Essa flor foi crescendo ao longo do tempo até se tornar do
tamanho de uma árvore antiga.
E tu, já à sombra, reparaste nela.
Arranquei-a, montei um sistema de refrigeração automático
para que nunca tivesse sede ou fome e tratei-a como um bebé frágil e que a
única coisa que precisa de conhecer é afecto.
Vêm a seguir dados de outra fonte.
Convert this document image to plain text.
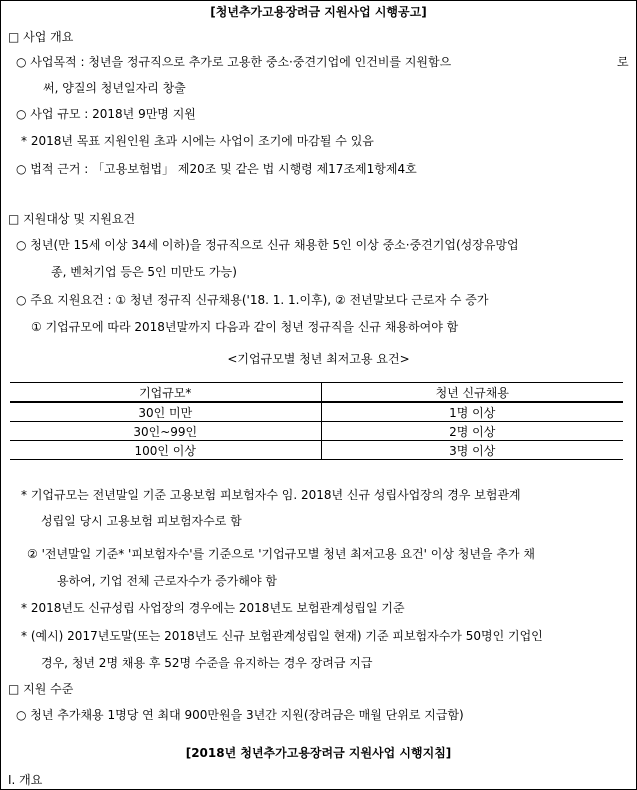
[청년추가고용장려금 지원사업 시행공고]
□ 사업 개요
○ 사업목적 : 청년을 정규직으로 추가로 고용한 중소·중견기업에 인건비를 지원함으	로
써, 양질의 청년일자리 창출
○ 사업 규모 : 2018년 9만명 지원
* 2018년 목표 지원인원 초과 시에는 사업이 조기에 마감될 수 있음
○ 법적 근거 : 「고용보험법」 제20조 및 같은 법 시행령 제17조제1항제4호
□ 지원대상 및 지원요건
○ 청년(만 15세 이상 34세 이하)을 정규직으로 신규 채용한 5인 이상 중소·중견기업(성장유망업
종, 벤처기업 등은 5인 미만도 가능)
○ 주요 지원요건 : ① 청년 정규직 신규채용('18. 1. 1.이후), ② 전년말보다 근로자 수 증가
① 기업규모에 따라 2018년말까지 다음과 같이 청년 정규직을 신규 채용하여야 함
<기업규모별 청년 최저고용 요건>
기업규모*	청년 신규채용
30인 미만	1명 이상
30인~99인	2명 이상
100인 이상	3명 이상
* 기업규모는 전년말일 기준 고용보험 피보험자수 임. 2018년 신규 성립사업장의 경우 보험관계
성립일 당시 고용보험 피보험자수로 함
② '전년말일 기준* '피보험자수'를 기준으로 '기업규모별 청년 최저고용 요건' 이상 청년을 추가 채
용하여, 기업 전체 근로자수가 증가해야 함
* 2018년도 신규성립 사업장의 경우에는 2018년도 보험관계성립일 기준
* (예시) 2017년도말(또는 2018년도 신규 보험관계성립일 현재) 기준 피보험자수가 50명인 기업인
경우, 청년 2명 채용 후 52명 수준을 유지하는 경우 장려금 지급
□ 지원 수준
○ 청년 추가채용 1명당 연 최대 900만원을 3년간 지원(장려금은 매월 단위로 지급함)
[2018년 청년추가고용장려금 지원사업 시행지침]
Ⅰ. 개요
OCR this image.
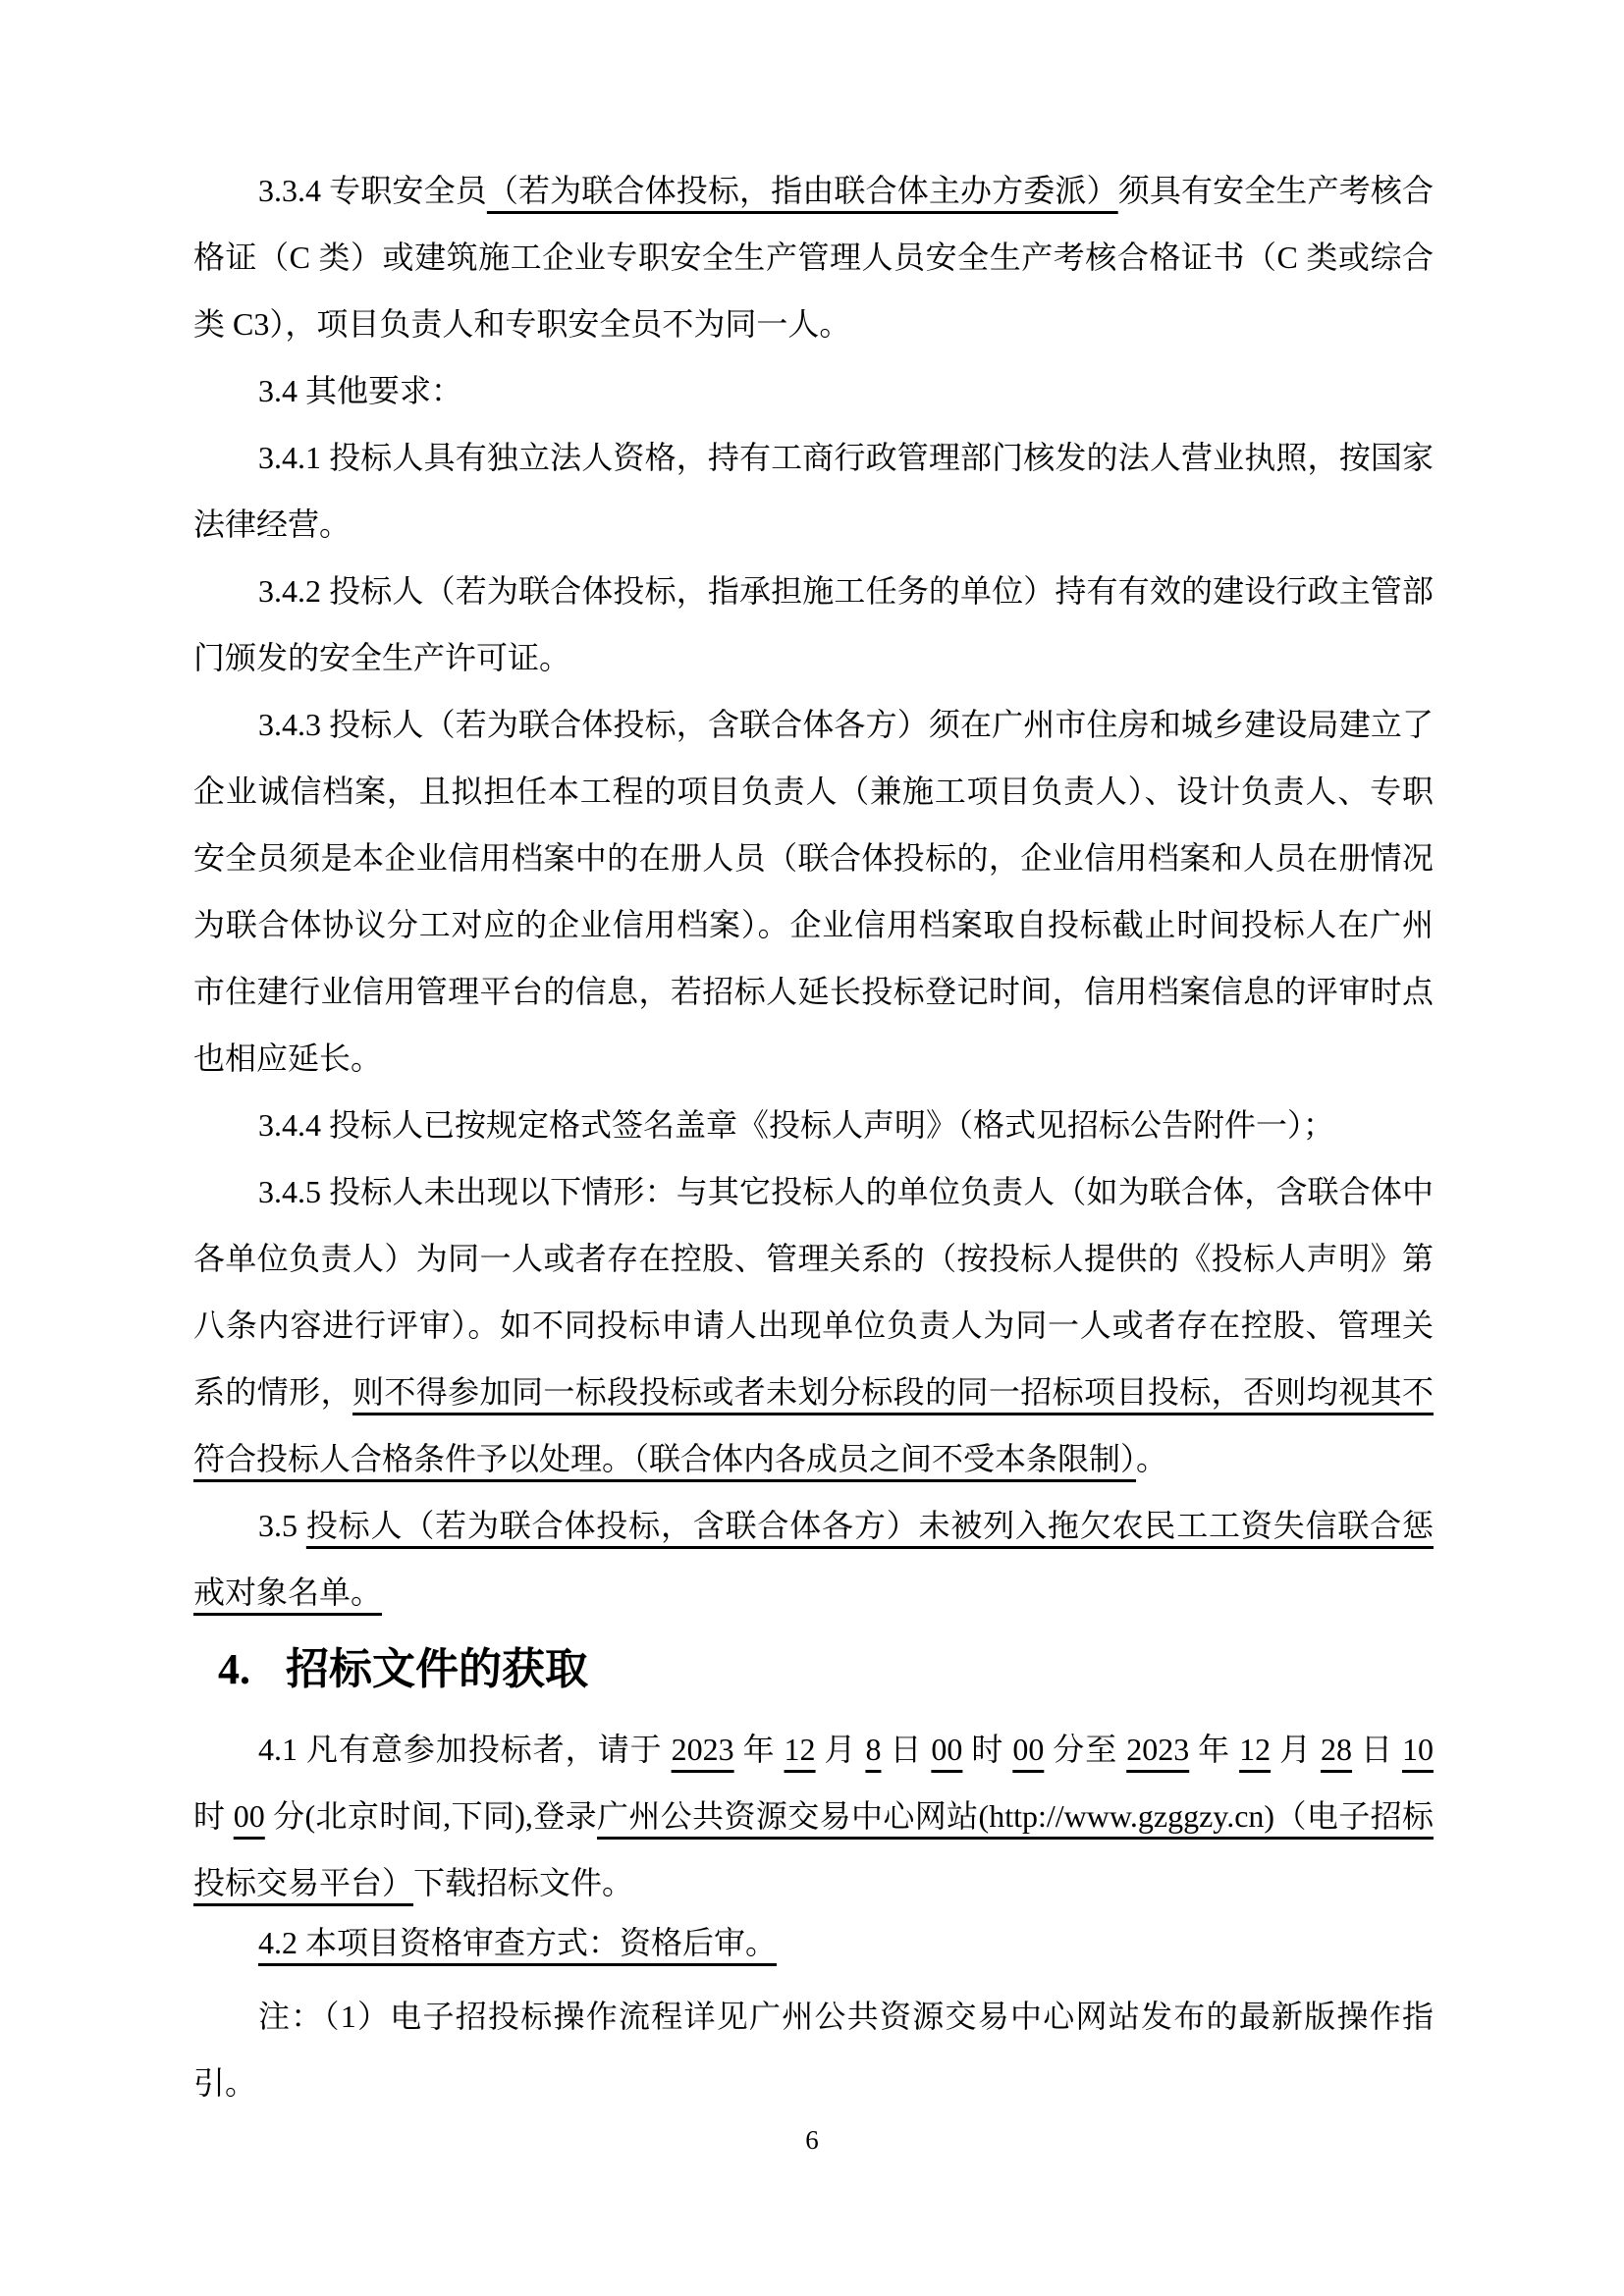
3.3.4 专职安全员（若为联合体投标，指由联合体主办方委派）须具有安全生产考核合格证（C 类）或建筑施工企业专职安全生产管理人员安全生产考核合格证书（C 类或综合类 C3），项目负责人和专职安全员不为同一人。

3.4 其他要求：

3.4.1 投标人具有独立法人资格，持有工商行政管理部门核发的法人营业执照，按国家法律经营。

3.4.2 投标人（若为联合体投标，指承担施工任务的单位）持有有效的建设行政主管部门颁发的安全生产许可证。

3.4.3 投标人（若为联合体投标，含联合体各方）须在广州市住房和城乡建设局建立了企业诚信档案，且拟担任本工程的项目负责人（兼施工项目负责人）、设计负责人、专职安全员须是本企业信用档案中的在册人员（联合体投标的，企业信用档案和人员在册情况为联合体协议分工对应的企业信用档案）。企业信用档案取自投标截止时间投标人在广州市住建行业信用管理平台的信息，若招标人延长投标登记时间，信用档案信息的评审时点也相应延长。

3.4.4 投标人已按规定格式签名盖章《投标人声明》（格式见招标公告附件一）；

3.4.5 投标人未出现以下情形：与其它投标人的单位负责人（如为联合体，含联合体中各单位负责人）为同一人或者存在控股、管理关系的（按投标人提供的《投标人声明》第八条内容进行评审）。如不同投标申请人出现单位负责人为同一人或者存在控股、管理关系的情形，则不得参加同一标段投标或者未划分标段的同一招标项目投标，否则均视其不符合投标人合格条件予以处理。（联合体内各成员之间不受本条限制）。

3.5 投标人（若为联合体投标，含联合体各方）未被列入拖欠农民工工资失信联合惩戒对象名单。

4. 招标文件的获取

4.1 凡有意参加投标者，请于 2023 年 12 月 8 日 00 时 00 分至 2023 年 12 月 28 日 10 时 00 分(北京时间,下同),登录广州公共资源交易中心网站(http://www.gzggzy.cn)（电子招标投标交易平台）下载招标文件。

4.2 本项目资格审查方式：资格后审。

注：（1）电子招投标操作流程详见广州公共资源交易中心网站发布的最新版操作指引。

6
As suas folhas brancas e gordas começaram a colorir-se de um
rosa forte. E o seu caule verde com uma folha catita ao estilo de desenho
animado começou a ganhar vida e a dançar ao som da música.
Apaixonei-me pela flor, tanto tanto que já não a poderia
largar nem deixar nas mãos de outro.
Levei-a a passear pelo parque, ensinei-a a andar de
bicicleta, mostrei-lhe que as pipocas salgadas são melhores que as doces e
comprei-lhe uns patins iguais aos meus.
Passou a fazer parte da minha vida e era o que me fazia
feliz.
Não poderia guardá-la em nenhum lugar mais seguro do que na
minha vida.
E foi aí que,
vendo os teus olhos tão brilhantes e sorridentes,
estiquei os dois braços e ta dei.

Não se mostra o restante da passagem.